After a delicious lunch of amazing soup there was another round of workshop discussion groups and then getting ready for Saturday night’s feast! It was a beautiful combination of farmers, produce, and chefs working together to provide incredible food. I don’t normally get to eat out that well! It was a reminder that in this business you eat like kings. It was a relaxed social event of eating too much, pinning down those people you hadn’t had a chance to chat with earlier in the piece, and being kept warm by a massive bonfire into the wee hours.
So, what did I take away from the weekend, apart from feeling incredibly shy the first few days? Compared to 2 years ago when I first went, this year it was all farmers, and a few farmers’ friends rather than food outlets or policy changers. I’ve gathered a few good quotes that will stick in my brain for a while to be sure, such as “food yields community”. The idea that building good soil builds community made me think especially about the alliance at Harcourt with lots of different ventures (veg, fruit, chickens, ducks, cows) all working together for the best outcome for the earth and the animals (the good soil bit) and how it will no doubt also build community.
I struggle to use the word community sometimes cos I feel it’s overused and wrongly used, but refreshingly this weekend it was a pleasant and exciting word again. I saw the overrepresentation of market gardeners and could see the boom from 2 years ago in our field. My theory is that this is because veg has the easiest and quickest turn around of planting, money, and personal gratification, and way less red tape to go through. You can also do it on a very small scale. It was promising to see a few animal peeps there, edible flowers, cut flowers and grain farmers. It’s exciting as I feel they are the next ones to boom, which means our food system will become that much stronger.

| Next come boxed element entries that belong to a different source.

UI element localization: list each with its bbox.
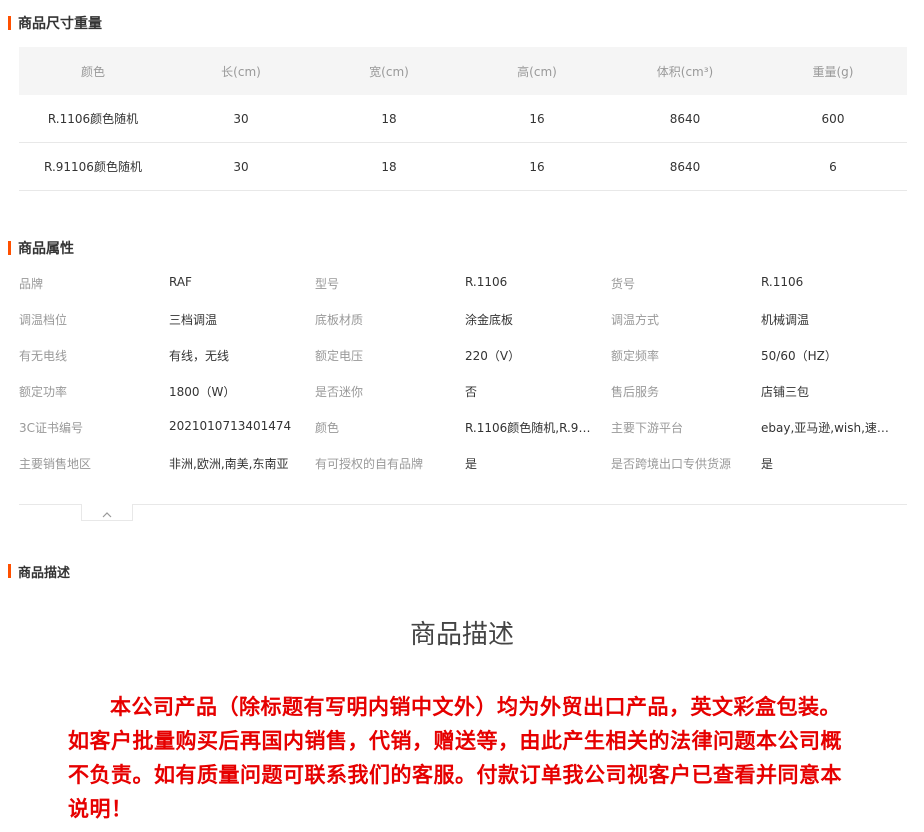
attribute-value: 2021010713401474 <box>169 418 292 433</box>
attribute-3c-cert: 3C证书编号 2021010713401474 <box>19 419 315 436</box>
description-notice: 本公司产品（除标题有写明内销中文外）均为外贸出口产品，英文彩盒包装。如客户批量购… <box>68 695 842 821</box>
attribute-label: 3C证书编号 <box>19 420 84 435</box>
collapse-attributes-button[interactable] <box>81 504 133 521</box>
attribute-value: R.1106 <box>465 274 508 289</box>
attribute-cord: 有无电线 有线，无线 <box>19 347 315 364</box>
attribute-label: 型号 <box>315 276 340 291</box>
title-accent-bar <box>8 564 11 578</box>
desc-section-title: 商品描述 <box>8 563 71 581</box>
attribute-value: 220（V） <box>465 348 521 363</box>
attribute-label: 售后服务 <box>611 384 660 399</box>
cell-color: R.1106颜色随机 <box>19 95 167 143</box>
attribute-row: 品牌 RAF 型号 R.1106 货号 R.1106 <box>19 265 907 301</box>
attribute-label: 主要销售地区 <box>19 456 92 471</box>
size-section-title-text: 商品尺寸重量 <box>18 16 102 32</box>
attribute-frequency: 额定频率 50/60（HZ） <box>611 347 907 364</box>
size-table-header-row: 颜色 长(cm) 宽(cm) 高(cm) 体积(cm³) 重量(g) <box>19 47 907 95</box>
cell-length: 30 <box>167 95 315 143</box>
attribute-value: 50/60（HZ） <box>761 348 837 363</box>
attribute-export-only: 是否跨境出口专供货源 是 <box>611 455 907 472</box>
attribute-value: R.1106 <box>761 274 804 289</box>
attribute-mini: 是否迷你 否 <box>315 383 611 400</box>
title-accent-bar <box>8 16 11 30</box>
size-section-title: 商品尺寸重量 <box>8 15 102 32</box>
cell-height: 16 <box>463 142 611 191</box>
attribute-value: 店铺三包 <box>761 384 810 399</box>
header-width: 宽(cm) <box>315 47 463 95</box>
attribute-value: R.1106颜色随机,R.91106颜色随机 <box>465 420 595 435</box>
attribute-after-sales: 售后服务 店铺三包 <box>611 383 907 400</box>
attribute-value: ebay,亚马逊,wish,速卖通 <box>761 420 891 435</box>
attribute-row: 有无电线 有线，无线 额定电压 220（V） 额定频率 50/60（HZ） <box>19 337 907 373</box>
attribute-value: RAF <box>169 274 192 289</box>
attribute-row: 3C证书编号 2021010713401474 颜色 R.1106颜色随机,R.91… <box>19 409 907 445</box>
attribute-label: 是否跨境出口专供货源 <box>611 456 732 471</box>
attribute-row: 主要销售地区 非洲,欧洲,南美,东南亚 有可授权的自有品牌 是 是否跨境出口专供货源… <box>19 445 907 481</box>
table-row: R.1106颜色随机 30 18 16 8640 600 <box>19 95 907 143</box>
desc-section-title-text: 商品描述 <box>18 565 71 581</box>
attribute-soleplate: 底板材质 涂金底板 <box>315 311 611 328</box>
header-color: 颜色 <box>19 47 167 95</box>
attribute-label: 品牌 <box>19 276 44 291</box>
attribute-platforms: 主要下游平台 ebay,亚马逊,wish,速卖通 <box>611 419 907 436</box>
attribute-label: 主要下游平台 <box>611 420 684 435</box>
attribute-grid: 品牌 RAF 型号 R.1106 货号 R.1106 调温档位 三档调温 底板材质 涂金底… <box>19 265 907 481</box>
attribute-label: 调温方式 <box>611 312 660 327</box>
title-accent-bar <box>8 241 11 255</box>
size-table: 颜色 长(cm) 宽(cm) 高(cm) 体积(cm³) 重量(g) R.110… <box>19 47 907 191</box>
attr-section-title-text: 商品属性 <box>18 241 74 257</box>
attribute-value: 是 <box>465 456 478 471</box>
cell-color: R.91106颜色随机 <box>19 142 167 191</box>
header-length: 长(cm) <box>167 47 315 95</box>
attribute-label: 额定频率 <box>611 348 660 363</box>
attribute-label: 有可授权的自有品牌 <box>315 456 424 471</box>
attribute-value: 非洲,欧洲,南美,东南亚 <box>169 456 289 471</box>
attribute-value: 否 <box>465 384 478 399</box>
attr-section-title: 商品属性 <box>8 240 74 257</box>
attribute-label: 底板材质 <box>315 312 364 327</box>
attribute-value: 是 <box>761 456 774 471</box>
attribute-label: 额定电压 <box>315 348 364 363</box>
header-weight: 重量(g) <box>759 47 907 95</box>
attribute-value: 机械调温 <box>761 312 810 327</box>
cell-width: 18 <box>315 142 463 191</box>
chevron-up-icon <box>102 503 112 522</box>
cell-height: 16 <box>463 95 611 143</box>
attribute-value: 1800（W） <box>169 384 236 399</box>
attribute-brand: 品牌 RAF <box>19 275 315 292</box>
attribute-temp-control: 调温方式 机械调温 <box>611 311 907 328</box>
attribute-divider <box>19 504 907 505</box>
attribute-label: 有无电线 <box>19 348 68 363</box>
description-heading: 商品描述 <box>409 620 514 650</box>
attribute-label: 货号 <box>611 276 636 291</box>
attribute-row: 调温档位 三档调温 底板材质 涂金底板 调温方式 机械调温 <box>19 301 907 337</box>
cell-volume: 8640 <box>611 142 759 191</box>
cell-volume: 8640 <box>611 95 759 143</box>
attribute-value: 涂金底板 <box>465 312 514 327</box>
attribute-voltage: 额定电压 220（V） <box>315 347 611 364</box>
attribute-value: 有线，无线 <box>169 348 230 363</box>
attribute-row: 额定功率 1800（W） 是否迷你 否 售后服务 店铺三包 <box>19 373 907 409</box>
attribute-color: 颜色 R.1106颜色随机,R.91106颜色随机 <box>315 419 611 436</box>
attribute-value: 三档调温 <box>169 312 218 327</box>
attribute-label: 调温档位 <box>19 312 68 327</box>
attribute-regions: 主要销售地区 非洲,欧洲,南美,东南亚 <box>19 455 315 472</box>
cell-weight: 600 <box>759 95 907 143</box>
header-volume: 体积(cm³) <box>611 47 759 95</box>
header-height: 高(cm) <box>463 47 611 95</box>
attribute-label: 额定功率 <box>19 384 68 399</box>
attribute-item-no: 货号 R.1106 <box>611 275 907 292</box>
cell-weight: 6 <box>759 142 907 191</box>
attribute-label: 颜色 <box>315 420 340 435</box>
attribute-temp-levels: 调温档位 三档调温 <box>19 311 315 328</box>
attribute-model: 型号 R.1106 <box>315 275 611 292</box>
attribute-label: 是否迷你 <box>315 384 364 399</box>
cell-width: 18 <box>315 95 463 143</box>
attribute-power: 额定功率 1800（W） <box>19 383 315 400</box>
attribute-own-brand: 有可授权的自有品牌 是 <box>315 455 611 472</box>
cell-length: 30 <box>167 142 315 191</box>
table-row: R.91106颜色随机 30 18 16 8640 6 <box>19 142 907 191</box>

One of the discussions was around different community-supported agriculture (CSA) models and distribution frameworks. It was a nice reminder to see for Sas and me how much our values underpin our decisions in regards to access and modes of selling, and that there is (of course) no one way that is ‘right’ as every climate, farmer, community, soil, and lifestyle is different.

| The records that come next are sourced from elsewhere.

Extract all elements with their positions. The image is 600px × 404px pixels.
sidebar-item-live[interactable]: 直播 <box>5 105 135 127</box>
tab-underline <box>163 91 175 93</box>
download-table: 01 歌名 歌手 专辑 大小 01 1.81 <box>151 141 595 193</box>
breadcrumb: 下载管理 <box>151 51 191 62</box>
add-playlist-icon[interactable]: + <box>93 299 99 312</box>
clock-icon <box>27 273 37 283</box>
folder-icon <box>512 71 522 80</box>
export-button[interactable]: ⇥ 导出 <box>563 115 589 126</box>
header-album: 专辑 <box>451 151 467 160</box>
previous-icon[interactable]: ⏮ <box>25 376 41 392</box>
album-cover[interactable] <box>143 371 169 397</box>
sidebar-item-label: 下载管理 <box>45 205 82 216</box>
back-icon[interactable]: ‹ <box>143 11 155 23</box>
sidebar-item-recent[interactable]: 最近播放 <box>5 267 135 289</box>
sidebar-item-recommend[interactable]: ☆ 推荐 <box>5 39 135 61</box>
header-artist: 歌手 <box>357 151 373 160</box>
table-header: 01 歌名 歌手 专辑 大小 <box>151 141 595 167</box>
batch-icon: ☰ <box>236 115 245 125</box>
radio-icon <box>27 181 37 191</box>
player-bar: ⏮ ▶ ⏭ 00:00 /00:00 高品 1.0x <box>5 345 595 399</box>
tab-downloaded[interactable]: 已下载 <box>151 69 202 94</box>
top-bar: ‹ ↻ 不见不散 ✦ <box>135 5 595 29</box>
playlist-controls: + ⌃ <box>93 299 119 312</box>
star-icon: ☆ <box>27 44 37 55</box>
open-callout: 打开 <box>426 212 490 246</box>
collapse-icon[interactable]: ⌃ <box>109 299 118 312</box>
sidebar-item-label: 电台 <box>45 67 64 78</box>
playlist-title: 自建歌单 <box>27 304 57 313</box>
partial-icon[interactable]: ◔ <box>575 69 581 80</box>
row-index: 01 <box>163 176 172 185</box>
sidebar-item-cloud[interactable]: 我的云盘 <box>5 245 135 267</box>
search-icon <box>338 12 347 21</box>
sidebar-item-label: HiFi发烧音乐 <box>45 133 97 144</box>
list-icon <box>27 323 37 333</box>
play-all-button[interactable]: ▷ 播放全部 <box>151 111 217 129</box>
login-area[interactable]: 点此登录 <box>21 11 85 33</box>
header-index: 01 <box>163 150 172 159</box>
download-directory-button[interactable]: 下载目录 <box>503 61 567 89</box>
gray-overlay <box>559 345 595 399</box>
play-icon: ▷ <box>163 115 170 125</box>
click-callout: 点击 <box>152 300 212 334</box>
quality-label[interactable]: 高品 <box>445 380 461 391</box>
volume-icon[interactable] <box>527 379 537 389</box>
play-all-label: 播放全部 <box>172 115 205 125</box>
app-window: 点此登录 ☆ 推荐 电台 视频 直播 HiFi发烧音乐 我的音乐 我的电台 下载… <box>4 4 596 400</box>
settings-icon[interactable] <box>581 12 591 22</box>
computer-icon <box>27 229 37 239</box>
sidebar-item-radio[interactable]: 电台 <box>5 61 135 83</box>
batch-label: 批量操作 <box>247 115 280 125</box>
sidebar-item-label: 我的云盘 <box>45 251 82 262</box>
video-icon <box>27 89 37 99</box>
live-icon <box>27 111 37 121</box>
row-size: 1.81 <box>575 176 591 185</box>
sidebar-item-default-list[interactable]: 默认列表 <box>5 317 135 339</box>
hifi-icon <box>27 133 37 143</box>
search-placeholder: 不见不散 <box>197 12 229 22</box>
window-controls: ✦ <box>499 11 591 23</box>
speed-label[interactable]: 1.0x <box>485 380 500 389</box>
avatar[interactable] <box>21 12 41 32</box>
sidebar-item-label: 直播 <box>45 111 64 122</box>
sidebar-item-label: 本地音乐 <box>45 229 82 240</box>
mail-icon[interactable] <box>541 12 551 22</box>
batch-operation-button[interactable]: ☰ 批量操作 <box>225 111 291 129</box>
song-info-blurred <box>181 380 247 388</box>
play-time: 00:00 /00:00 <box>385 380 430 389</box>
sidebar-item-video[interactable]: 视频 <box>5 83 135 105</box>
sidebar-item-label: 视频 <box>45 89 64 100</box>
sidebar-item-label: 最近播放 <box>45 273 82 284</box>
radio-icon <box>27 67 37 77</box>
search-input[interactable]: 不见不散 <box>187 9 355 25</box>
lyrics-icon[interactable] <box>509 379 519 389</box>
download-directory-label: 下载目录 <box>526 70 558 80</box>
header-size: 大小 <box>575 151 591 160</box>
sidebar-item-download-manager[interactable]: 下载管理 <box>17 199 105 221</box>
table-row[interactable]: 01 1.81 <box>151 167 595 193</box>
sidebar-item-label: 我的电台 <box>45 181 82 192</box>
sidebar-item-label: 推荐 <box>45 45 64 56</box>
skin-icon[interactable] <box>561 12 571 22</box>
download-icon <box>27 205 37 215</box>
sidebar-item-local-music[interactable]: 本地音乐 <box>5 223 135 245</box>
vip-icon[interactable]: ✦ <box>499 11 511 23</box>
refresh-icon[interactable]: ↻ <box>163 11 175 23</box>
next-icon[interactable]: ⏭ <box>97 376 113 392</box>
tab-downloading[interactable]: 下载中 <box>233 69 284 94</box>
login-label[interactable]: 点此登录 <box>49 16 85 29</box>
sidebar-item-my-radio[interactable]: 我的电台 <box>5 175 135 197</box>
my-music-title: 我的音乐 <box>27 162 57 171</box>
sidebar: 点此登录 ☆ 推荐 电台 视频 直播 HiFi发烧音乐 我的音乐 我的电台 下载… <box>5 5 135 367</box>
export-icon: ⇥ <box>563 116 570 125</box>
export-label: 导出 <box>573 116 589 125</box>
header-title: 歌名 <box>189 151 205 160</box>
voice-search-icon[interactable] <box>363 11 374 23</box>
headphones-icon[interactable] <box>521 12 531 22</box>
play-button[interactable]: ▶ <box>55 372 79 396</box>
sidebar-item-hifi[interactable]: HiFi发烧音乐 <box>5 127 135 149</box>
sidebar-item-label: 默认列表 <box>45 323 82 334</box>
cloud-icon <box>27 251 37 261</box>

The final morning saw us being led by a pear orchardist from Roberston, NSW in a little session called yoga for farmers, which can be practised in jeans, hehe. Pi Wei reminded us that we have to look at our body the way we look at the land—regeneratively. She led us through some stretches and a few movements but the main thing she was teaching us was to check in with our body, read its landscape, and take care of it. After that session, Erika, who farms in the Blue Mountains, NSW remarked to me the new tool shed she’s building will now have a human tool bit to it, where you rebuild the body just the same as sharpening tools—love it!! It is not by accident that the pristine wilderness of our planet disappears as understanding of our own inner wild natures fade. — Clarissa Pinkola Estes
It was a pleasure to keep the company of Tess, who is about to start her micro dairy here in Harcourt, and continue to be amazed at her amount of knowledge and depth of understanding of what she wants to do.
Coming together over Deep Winter introduced me and reintroduced me to people from all over Australia who I respect and admire in the same vein. The core point of deep winter is to connect with other farmers during the depths of winter (when stuff can be tough), and warm the heart’s hearth, so to speak. It’s a gathering where we can learn from one another, realise we’re not alone, and continue to grow the revolution of small-scale farming to feed the land and our communities.